Low-temperature processing and control of structure and properties of TiO2/c-sapphire epitaxial heterostructures

We have investigated the formation of the rutile and the anatase polymorphs of TiO2, with emphasis on epitaxial growth characteristics, and defect content as a function of laser and substrate variables. X-ray diffraction (XRD) studies revealed that the rutile phase is more stable at higher substrate temperatures and lower oxygen pressures; in contrast, decreasing the temperature and increasing the oxygen pressure gave rise to formation of anatase.
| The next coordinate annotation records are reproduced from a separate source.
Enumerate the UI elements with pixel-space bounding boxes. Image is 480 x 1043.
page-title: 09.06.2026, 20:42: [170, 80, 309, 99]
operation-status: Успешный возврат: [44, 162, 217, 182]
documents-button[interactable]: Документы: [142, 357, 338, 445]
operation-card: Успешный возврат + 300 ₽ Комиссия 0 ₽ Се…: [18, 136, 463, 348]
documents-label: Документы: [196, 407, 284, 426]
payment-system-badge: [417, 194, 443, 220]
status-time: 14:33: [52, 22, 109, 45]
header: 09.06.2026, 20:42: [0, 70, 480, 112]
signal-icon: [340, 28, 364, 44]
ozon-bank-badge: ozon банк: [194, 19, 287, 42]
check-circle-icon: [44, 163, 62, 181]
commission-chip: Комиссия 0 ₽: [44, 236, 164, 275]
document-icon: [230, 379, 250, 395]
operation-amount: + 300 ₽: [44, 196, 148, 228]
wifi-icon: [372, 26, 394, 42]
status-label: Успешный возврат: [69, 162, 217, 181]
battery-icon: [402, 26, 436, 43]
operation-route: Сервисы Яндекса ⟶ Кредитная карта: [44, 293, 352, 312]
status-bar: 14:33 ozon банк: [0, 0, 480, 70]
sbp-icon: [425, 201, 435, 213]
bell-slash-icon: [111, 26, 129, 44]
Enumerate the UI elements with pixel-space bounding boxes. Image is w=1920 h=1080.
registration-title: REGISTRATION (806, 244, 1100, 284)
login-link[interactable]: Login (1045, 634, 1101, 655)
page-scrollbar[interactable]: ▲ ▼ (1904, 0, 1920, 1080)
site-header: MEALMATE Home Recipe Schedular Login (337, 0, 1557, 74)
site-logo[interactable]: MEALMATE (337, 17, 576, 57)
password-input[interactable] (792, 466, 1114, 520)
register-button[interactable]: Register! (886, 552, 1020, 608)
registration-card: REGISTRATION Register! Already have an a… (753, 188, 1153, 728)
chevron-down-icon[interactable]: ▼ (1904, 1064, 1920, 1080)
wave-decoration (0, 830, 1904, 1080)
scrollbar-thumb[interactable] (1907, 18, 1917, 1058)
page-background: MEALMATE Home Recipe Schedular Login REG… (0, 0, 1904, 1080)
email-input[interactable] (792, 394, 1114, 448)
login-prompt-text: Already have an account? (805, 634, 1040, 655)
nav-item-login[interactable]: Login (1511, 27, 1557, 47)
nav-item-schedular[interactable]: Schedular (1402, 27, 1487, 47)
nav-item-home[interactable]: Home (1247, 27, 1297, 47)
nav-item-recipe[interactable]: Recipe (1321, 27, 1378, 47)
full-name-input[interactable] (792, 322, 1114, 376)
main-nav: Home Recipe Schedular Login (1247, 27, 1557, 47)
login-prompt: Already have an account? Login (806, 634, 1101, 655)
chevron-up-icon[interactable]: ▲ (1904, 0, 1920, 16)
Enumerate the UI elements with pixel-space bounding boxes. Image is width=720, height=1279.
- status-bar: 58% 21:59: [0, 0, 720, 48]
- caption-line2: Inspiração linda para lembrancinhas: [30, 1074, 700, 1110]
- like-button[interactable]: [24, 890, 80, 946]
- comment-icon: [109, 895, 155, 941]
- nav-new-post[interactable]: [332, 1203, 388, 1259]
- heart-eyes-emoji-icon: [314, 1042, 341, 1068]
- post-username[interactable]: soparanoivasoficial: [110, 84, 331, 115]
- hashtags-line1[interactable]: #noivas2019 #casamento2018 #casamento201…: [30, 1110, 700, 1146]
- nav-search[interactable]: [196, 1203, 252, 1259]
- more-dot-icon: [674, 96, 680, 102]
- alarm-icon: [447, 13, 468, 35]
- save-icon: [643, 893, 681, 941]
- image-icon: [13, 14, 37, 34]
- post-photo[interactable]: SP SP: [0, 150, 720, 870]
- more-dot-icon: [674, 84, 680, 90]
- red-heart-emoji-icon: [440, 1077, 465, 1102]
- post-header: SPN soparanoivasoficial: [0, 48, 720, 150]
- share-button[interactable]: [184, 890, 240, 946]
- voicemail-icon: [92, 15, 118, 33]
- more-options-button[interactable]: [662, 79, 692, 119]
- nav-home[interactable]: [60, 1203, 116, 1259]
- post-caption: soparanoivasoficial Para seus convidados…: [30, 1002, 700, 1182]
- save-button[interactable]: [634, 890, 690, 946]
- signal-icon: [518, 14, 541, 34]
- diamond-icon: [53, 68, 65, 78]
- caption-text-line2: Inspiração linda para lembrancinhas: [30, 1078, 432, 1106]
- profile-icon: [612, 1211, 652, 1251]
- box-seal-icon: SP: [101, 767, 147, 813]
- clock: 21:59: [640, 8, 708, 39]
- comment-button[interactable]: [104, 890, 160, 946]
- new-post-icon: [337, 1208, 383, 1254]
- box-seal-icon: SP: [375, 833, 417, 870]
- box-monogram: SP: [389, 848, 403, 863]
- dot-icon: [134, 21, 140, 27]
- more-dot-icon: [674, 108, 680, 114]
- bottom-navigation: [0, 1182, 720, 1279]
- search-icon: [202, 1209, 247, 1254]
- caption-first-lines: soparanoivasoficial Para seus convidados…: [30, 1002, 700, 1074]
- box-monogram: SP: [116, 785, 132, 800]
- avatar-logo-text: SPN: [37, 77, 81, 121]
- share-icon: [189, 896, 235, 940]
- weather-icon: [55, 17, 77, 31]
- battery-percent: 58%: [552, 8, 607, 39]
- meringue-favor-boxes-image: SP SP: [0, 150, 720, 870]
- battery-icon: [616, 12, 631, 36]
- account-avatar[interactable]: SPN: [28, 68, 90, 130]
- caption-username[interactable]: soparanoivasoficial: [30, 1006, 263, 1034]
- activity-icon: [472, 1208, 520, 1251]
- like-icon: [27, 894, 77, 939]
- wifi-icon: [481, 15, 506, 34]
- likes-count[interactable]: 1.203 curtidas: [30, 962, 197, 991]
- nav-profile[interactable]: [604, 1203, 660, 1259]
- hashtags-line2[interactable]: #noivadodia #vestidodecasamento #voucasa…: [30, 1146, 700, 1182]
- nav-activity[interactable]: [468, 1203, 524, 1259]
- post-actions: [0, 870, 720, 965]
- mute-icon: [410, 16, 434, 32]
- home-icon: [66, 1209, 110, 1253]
Epitaxial rutile films with a <100] orientation were obtained at 450 degrees C using the pressure of 5 x 10(-4) Torr, and laser energy of 3.5-4.0 J/cm(2). The epitaxial relationship, determined by 2 theta-theta and phi scan of XRD and confirmed by transmission electron microscopy (TEM) diffraction patterns, was shown to be rutile(100)parallel to sapphire(0001), rutile[001]parallel to sapphire[10<(1)over bar>0] and rutile[010]parallel to sapphire[1 (2) over bar 10]. An atomically sharp interface between the rutile epitaxial film and the sapphire substrate was observed in the scanning transmission electron microscopy (STEM) images. The films exhibited a transmittance of 75-90% over the visible region. The absorption edge was observed to shift toward longer wave lengths at higher deposition temperatures or lower pressures. X-ray photoelectron spectroscopy and photoluminescence results showed that concentration of lattice point defects, namely oxygen vacancies and titanium interstitials, increased at lower oxygen pressures. Formation of nanostructured films with a surface roughness of -1.5-13.1 nm was confirmed by atomic force microscopy investigations.